CEO Dean said 12 new deals in development and that the move
is worth the risk with higher unlevered IRRs the reward.
The newly minted Remington Hospitality is moving more
aggressively into the Caribbean with a dozen new management deals either signed
or with verbal commitments, according to CEO Sloan Dean.
Dean sat down with Hotel Investment Today at the CHRIS-HOLA
conference in Miami last month and said that given Remington’s size and scale,
and the lack of third-party competition in the region, the Caribbean was
identified as a natural extension for the company. “The vast majority of hotels
are owner operated or managed by the brands, but if you look at the swim lane
outside of those two probably 30% of properties have the potential to be
third-party managed,” he said.
In late May, Remington had four signed deals, two already
under operation and another eight that have been verbally awarded in markets
ranging from Costa Rica to Grand Cayman and the Dominican Republic. Dean said
Remington is also looking closely in Puerto Rico, Jamaica, Panama and Mexico,
adding that as many as 20 signed deals in the Caribbean could happen within
another year.
Remington has three deals in the Dominican that are
all-inclusive – a new space for them. “Simply through our procurement
relationships we’ve noticed we can increase food quality and service delivery,
and quite frankly, as a result, you’ll have a lot more of those customers come
back,” Dean said.
In one-third of the deals, Remington is using parent company
Ashford Inc.’s balance sheet to provide key money as a catalyst because several
of these deals are brand conversions that have huge PIPs. “We’re coming in and
saying, ‘we’ll give you some significant key money to offset the renovation
cost and take the burden of managing through a renovation.’ That’s part of the
value-add that we bring in.”
Dean also said that in a couple of cases, Remington is bringing
in existing partners Marriott, Hilton or Sonesta where they operate as a
franchise. He added that brands will also offer key money and maybe shorter
deal terms to give the owner more flexibility. Within a year, he predicted
about two-thirds of their deals will be branded.

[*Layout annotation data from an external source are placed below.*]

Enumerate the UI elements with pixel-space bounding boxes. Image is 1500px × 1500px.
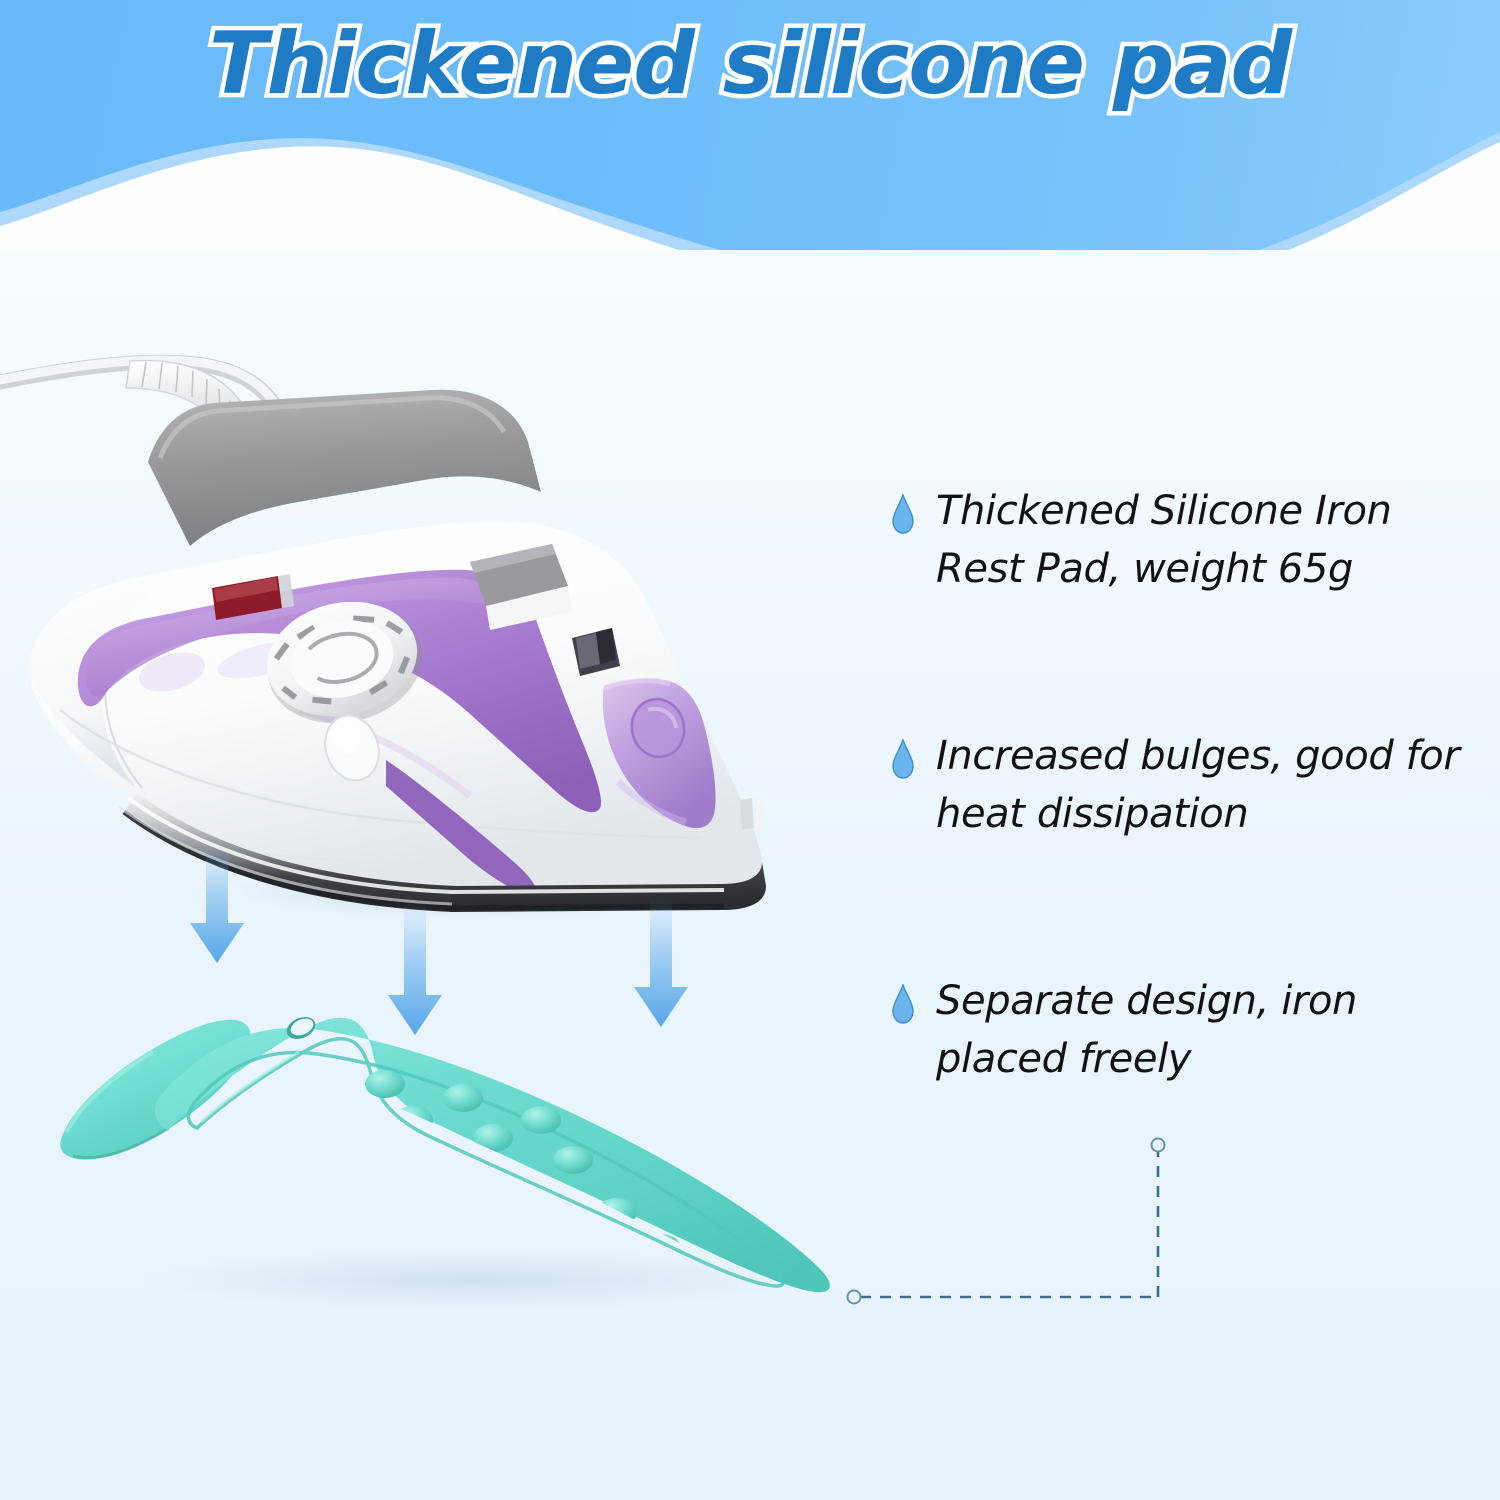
- page-title: Thickened silicone pad: [209, 14, 1291, 114]
- feature-list: Thickened Silicone Iron Rest Pad, weight…: [892, 482, 1482, 1088]
- feature-item: Thickened Silicone Iron Rest Pad, weight…: [892, 482, 1482, 599]
- dimension-callout: [820, 1130, 1200, 1320]
- pad-bump: [553, 1146, 593, 1174]
- callout-endpoint-circle-left: [848, 1291, 861, 1304]
- infographic-canvas: Thickened silicone pad: [0, 0, 1500, 1500]
- header-banner: Thickened silicone pad: [0, 0, 1500, 250]
- feature-item: Separate design, iron placed freely: [892, 972, 1482, 1089]
- pad-hanging-hole: [283, 1013, 319, 1043]
- wave-white-layer: [0, 142, 1500, 250]
- pad-bump: [365, 1070, 405, 1098]
- feature-label: Increased bulges, good for heat dissipat…: [936, 727, 1482, 844]
- pad-bump: [443, 1084, 483, 1112]
- pad-bump: [287, 1064, 327, 1092]
- feature-label: Thickened Silicone Iron Rest Pad, weight…: [936, 482, 1482, 599]
- pad-bump: [521, 1106, 561, 1134]
- silicone-pad-illustration: [55, 980, 885, 1310]
- steam-iron-illustration: [0, 240, 860, 920]
- side-knob[interactable]: [740, 796, 766, 830]
- water-drop-icon: [892, 494, 914, 534]
- pad-bump: [235, 1094, 275, 1122]
- feature-item: Increased bulges, good for heat dissipat…: [892, 727, 1482, 844]
- feature-label: Separate design, iron placed freely: [936, 972, 1482, 1089]
- water-drop-icon: [892, 984, 914, 1024]
- water-drop-icon: [892, 739, 914, 779]
- page-title-wrap: Thickened silicone pad: [0, 14, 1500, 114]
- arrow-1: [190, 845, 244, 963]
- callout-endpoint-circle-top: [1152, 1139, 1165, 1152]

Remington already runs 21 independent resorts, mostly
upscale and luxury, in the U.S. and is willing to take the risk of bringing
that expertise to the Caribbean to either manage or be part of a new
development team, which in some cases is taking on a glamping positioning built
for $150,000-$200,000 per key. Dean expects about 50% of their deals to be new
development and 50% strict management.

Deals in the U.S. right now have unlevered IRRs in the teens. You can get a unlevered IRR in the mid-20s in the Caribbean, I think 1,000 basis points is probably worth the risk.
Sloan Dean
“The unlevered IRRs we’re seeing in the Caribbean are much
higher than what we’re seeing in the States,” Dean said. “Most U.S. REITs and
private equity firms don’t want to go [to the Caribbean] because of macroeconomic
condition issues, maybe hurricane risk, seasonality. They don’t want to play in
the Caribbean. But unlevered returns, if you get the right deal, are much
higher. Every deal we’ve underwritten from an investment thesis in the
Caribbean has a higher unlevered IRR, and with less capital chasing the deals. Deals
in the U.S. right now have unlevered IRRs in the teens. You can get a unlevered
IRR in the mid-20s in the Caribbean, I think 1,000 basis points is probably
worth the risk.”
Remington’s thesis
Deal flow is moving faster than Dean imagined with owner-operators
who post-COVID are looking for a more sophisticated partner. ”Two of my four
deals in Costa Rica are just owner-operators who are burned out, tired of
dealing with it, and they don’t want to be locked into a 20-year agreement with
the brand,” he said. “In a lot of cases, part of the thesis is bringing in
marketing to the U.S. consumer who will spend more than Europeans and Central
Americans.”
Remington also has sister company Red Hospitality in its
pocket, the largest watersports operator in the Caribbean that can offer cabana
concierge and run all pool services. In fact, Dean said that relationship
helped ink deals in the Dominican Republic where Remington will operate beachfront
resorts.
As part of some of the initial deals, Remington also has in-country
partnerships where the owner acts like an advisor as it moves further into the
country. That said, Remington is already opening its own offices in San Jose, Costa
Rica, and Santo Domingo, Dominican Republic.